In this chapter we looked at several ways of turning data structures into bytes on the network or bytes on disk. We saw how the details of these encodings affect not only their efficiency, but more importantly also the architecture of applications and your options for deploying them.
In particular, many services need to support rolling upgrades, where a new version of a service is gradually deployed to a few nodes at a time, rather than deploying to all nodes simultaneously. Rolling upgrades allow new versions of a service to be released without downtime (thus encouraging frequent small releases over rare big releases) and make deployments less risky (allowing faulty releases to be detected and rolled back before they affect a large number of users). These properties are hugely beneficial for evolvability, the ease of making changes to an application.
During rolling upgrades, or for various other reasons, we must assume that different nodes are running the different versions of our application’s code. Thus, it is important that all data flowing around the system is encoded in a way that provides backward compatibility (new code can read old data) and forward compatibility (old code can read new data).
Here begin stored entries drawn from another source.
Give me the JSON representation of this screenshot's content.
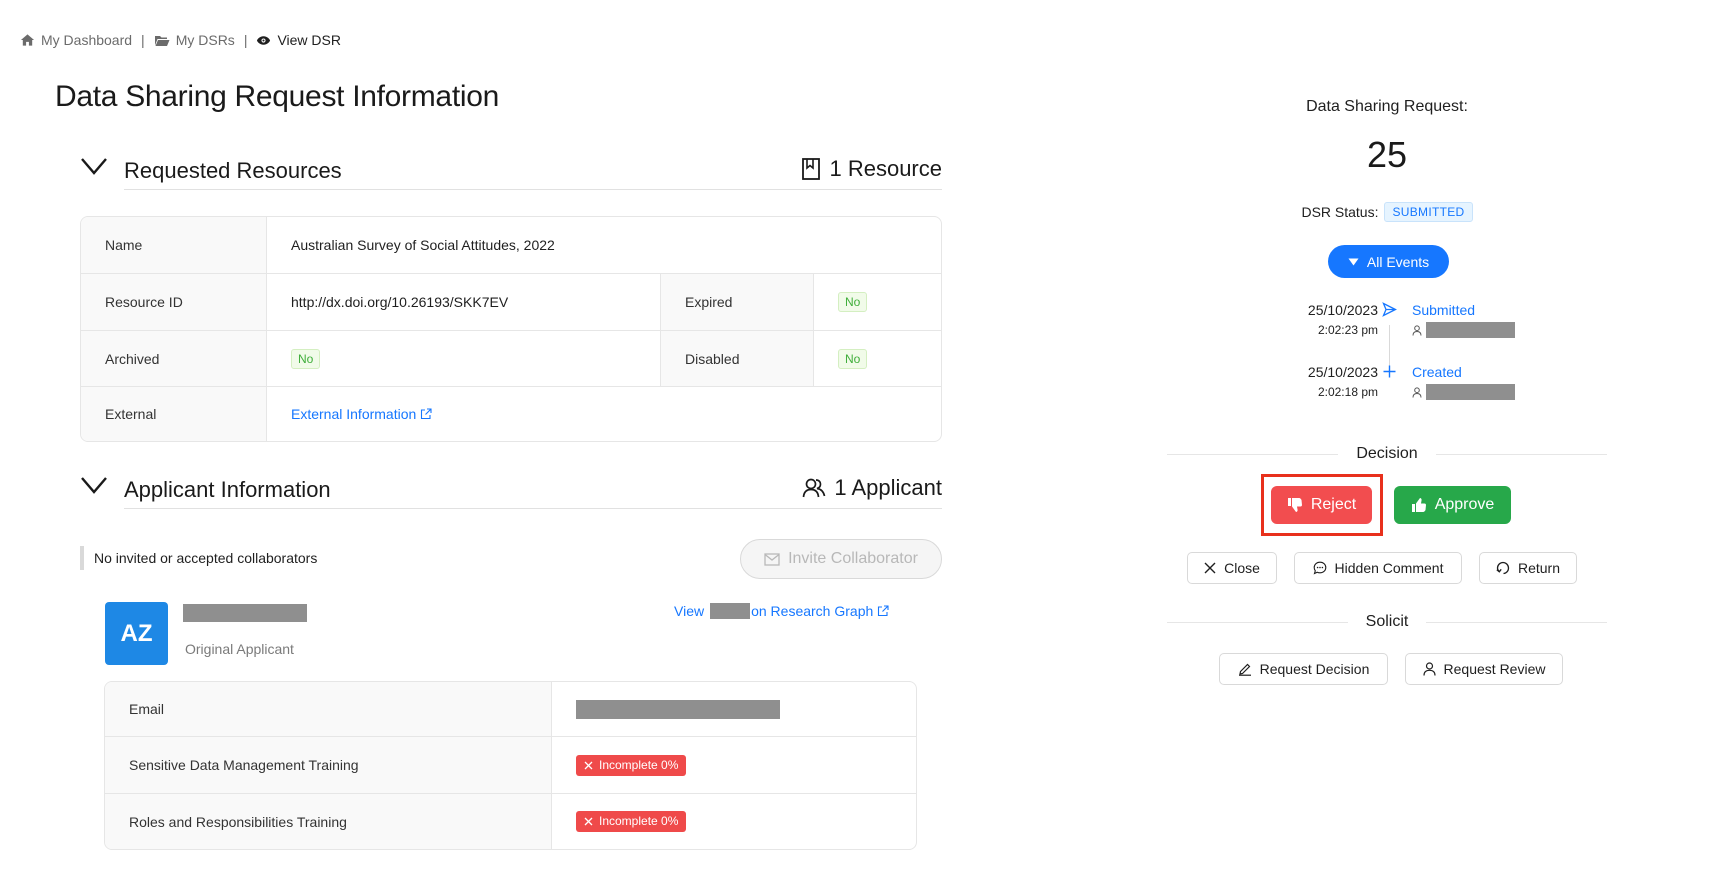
{
  "breadcrumb": {
    "items": [
      {
        "label": "My Dashboard",
        "icon": "home-icon"
      },
      {
        "label": "My DSRs",
        "icon": "folder-open-icon"
      },
      {
        "label": "View DSR",
        "icon": "eye-icon"
      }
    ],
    "separator": "|"
  },
  "page_title": "Data Sharing Request Information",
  "resources": {
    "title": "Requested Resources",
    "count_label": "1 Resource",
    "rows": {
      "name_label": "Name",
      "name_value": "Australian Survey of Social Attitudes, 2022",
      "resource_id_label": "Resource ID",
      "resource_id_value": "http://dx.doi.org/10.26193/SKK7EV",
      "expired_label": "Expired",
      "expired_value": "No",
      "archived_label": "Archived",
      "archived_value": "No",
      "disabled_label": "Disabled",
      "disabled_value": "No",
      "external_label": "External",
      "external_value": "External Information"
    }
  },
  "applicants": {
    "title": "Applicant Information",
    "count_label": "1 Applicant",
    "no_collaborators": "No invited or accepted collaborators",
    "invite_button": "Invite Collaborator",
    "applicant": {
      "initials": "AZ",
      "role": "Original Applicant",
      "research_link_prefix": "View",
      "research_link_suffix": "on Research Graph"
    },
    "rows": {
      "email_label": "Email",
      "sdm_label": "Sensitive Data Management Training",
      "sdm_value": "Incomplete 0%",
      "rr_label": "Roles and Responsibilities Training",
      "rr_value": "Incomplete 0%"
    }
  },
  "panel": {
    "title": "Data Sharing Request:",
    "number": "25",
    "status_label": "DSR Status:",
    "status_value": "SUBMITTED",
    "events_button": "All Events",
    "events": [
      {
        "date": "25/10/2023",
        "time": "2:02:23 pm",
        "name": "Submitted",
        "icon": "send-icon"
      },
      {
        "date": "25/10/2023",
        "time": "2:02:18 pm",
        "name": "Created",
        "icon": "plus-icon"
      }
    ],
    "decision_title": "Decision",
    "reject_button": "Reject",
    "approve_button": "Approve",
    "close_button": "Close",
    "hidden_comment_button": "Hidden Comment",
    "return_button": "Return",
    "solicit_title": "Solicit",
    "request_decision_button": "Request Decision",
    "request_review_button": "Request Review"
  },
  "colors": {
    "primary": "#1677ff",
    "reject": "#f24d4f",
    "approve": "#27a84a",
    "highlight": "#e8301c",
    "incomplete": "#ef4a4a",
    "tag_green": "#3fae3a"
  }
}
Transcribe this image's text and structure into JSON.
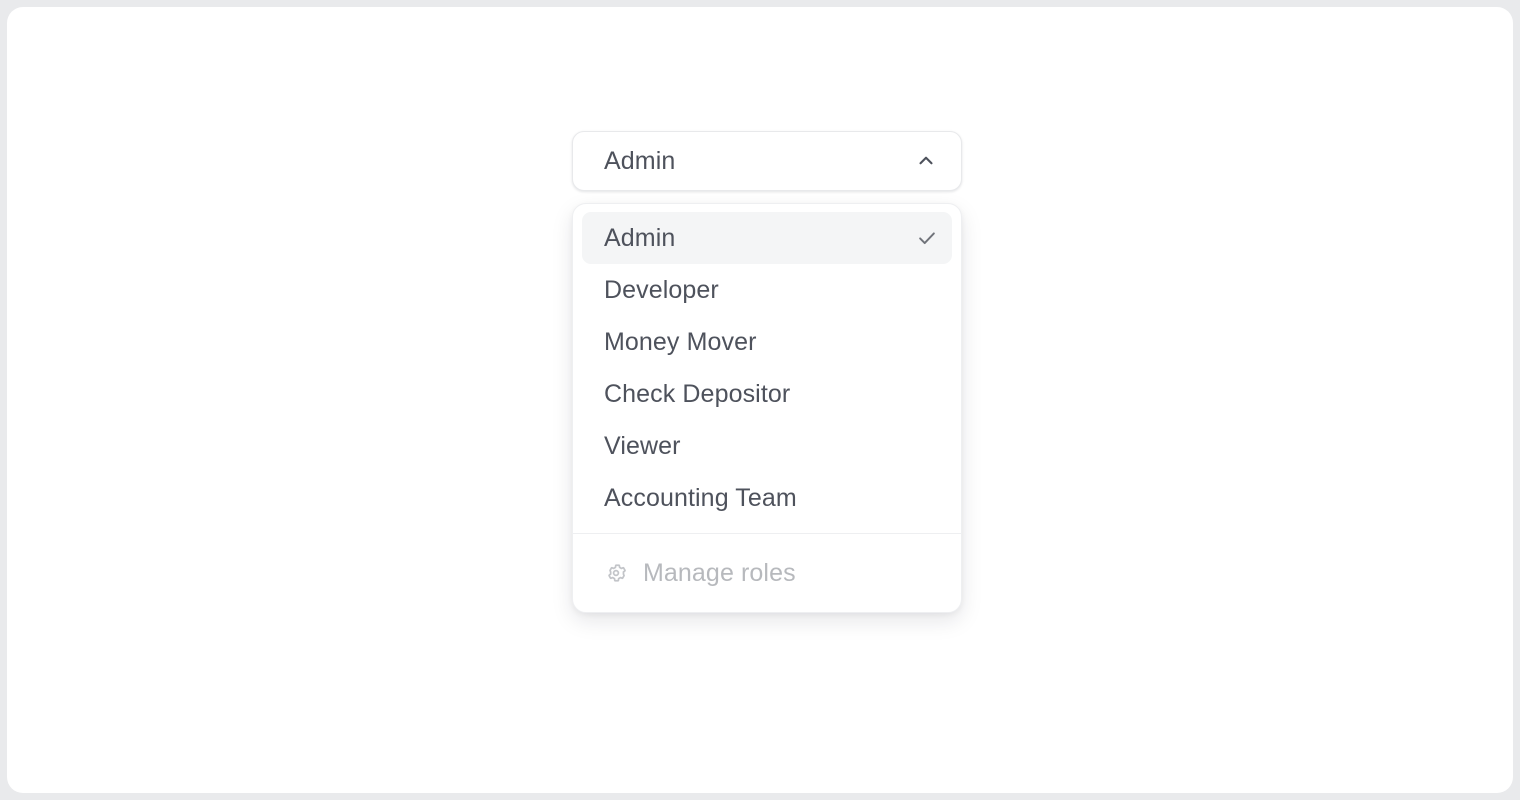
{
  "select": {
    "name": "role-select",
    "selected_value": "Admin",
    "expanded": true,
    "chevron_icon": "chevron-up-icon",
    "chevron_color": "#4e525c",
    "border_color": "#e8e9eb",
    "text_color": "#4e525c",
    "background": "#ffffff"
  },
  "dropdown": {
    "options": [
      {
        "label": "Admin",
        "selected": true,
        "check_icon": "check-icon"
      },
      {
        "label": "Developer",
        "selected": false,
        "check_icon": "check-icon"
      },
      {
        "label": "Money Mover",
        "selected": false,
        "check_icon": "check-icon"
      },
      {
        "label": "Check Depositor",
        "selected": false,
        "check_icon": "check-icon"
      },
      {
        "label": "Viewer",
        "selected": false,
        "check_icon": "check-icon"
      },
      {
        "label": "Accounting Team",
        "selected": false,
        "check_icon": "check-icon"
      }
    ],
    "selected_highlight_color": "#f4f5f6",
    "divider_color": "#eeeff1",
    "footer": {
      "label": "Manage roles",
      "icon": "gear-icon",
      "text_color": "#b7b9bd",
      "icon_color": "#c3c5c9"
    }
  },
  "page": {
    "background": "#ffffff",
    "canvas_background": "#e9eaec"
  }
}
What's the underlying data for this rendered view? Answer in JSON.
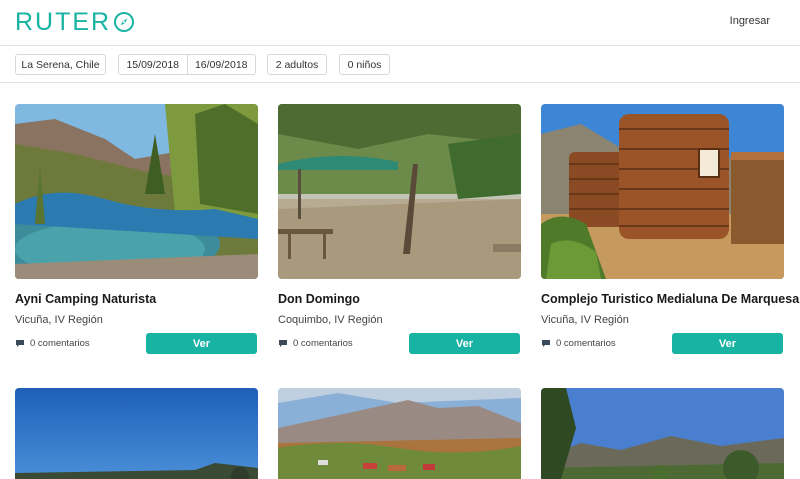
{
  "header": {
    "logo_text": "RUTER",
    "login_label": "Ingresar"
  },
  "filters": {
    "location": "La Serena, Chile",
    "date_from": "15/09/2018",
    "date_to": "16/09/2018",
    "adults": "2 adultos",
    "kids": "0 niños"
  },
  "listings": [
    {
      "title": "Ayni Camping Naturista",
      "location": "Vicuña, IV Región",
      "comments": "0 comentarios",
      "button": "Ver"
    },
    {
      "title": "Don Domingo",
      "location": "Coquimbo, IV Región",
      "comments": "0 comentarios",
      "button": "Ver"
    },
    {
      "title": "Complejo Turistico Medialuna De Marquesa",
      "location": "Vicuña, IV Región",
      "comments": "0 comentarios",
      "button": "Ver"
    }
  ],
  "colors": {
    "accent": "#19b3a3",
    "border": "#d8d8d8"
  },
  "icons": {
    "logo": "compass-icon",
    "comments": "speech-bubble-icon"
  }
}
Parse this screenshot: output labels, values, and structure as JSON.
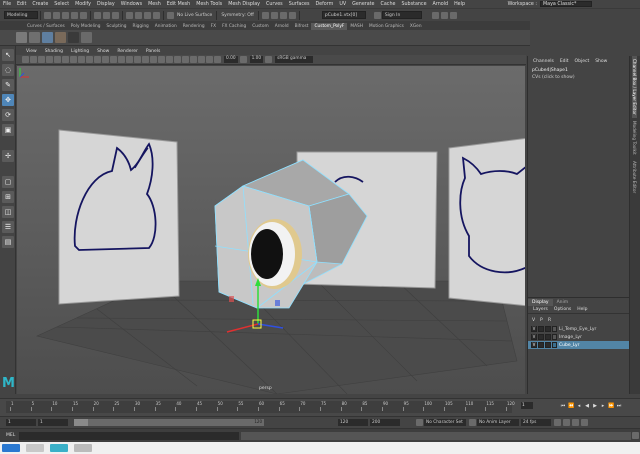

We discussed several data encoding formats and their compatibility properties:
- • Programming language-specific encodings are restricted to a single programming language and often fail to provide forward and backward compatibility.
- • Textual formats like JSON, XML, and CSV are widespread, and their compatibility depends on how you use them. They have optional schema languages, which are sometimes helpful and sometimes a hindrance. These formats are somewhat vague about datatypes, so you have to be careful with things like numbers and binary strings.
- • Binary schema-driven formats like Thrift, Protocol Buffers, and Avro allow compact, efficient encoding with clearly defined forward and backward compatibility semantics. The schemas can be useful for documentation and code generation in statically typed languages. However, they have the downside that data needs to be decoded before it is human-readable.
We also discussed several modes of dataflow, illustrating different scenarios in which data encodings are important:
- • Databases, where the process writing to the database encodes the data and the process reading from the database decodes it
- • RPC and REST APIs, where the client encodes a request, the server decodes the request and encodes a response, and the client finally decodes the response
- • Asynchronous message passing (using message brokers or actors), where nodes communicate by sending each other messages that are encoded by the sender and decoded by the recipient
We can conclude that with a bit of care, backward/forward compatibility and rolling upgrades are quite achievable. May your application’s evolution be rapid and your deployments be frequent.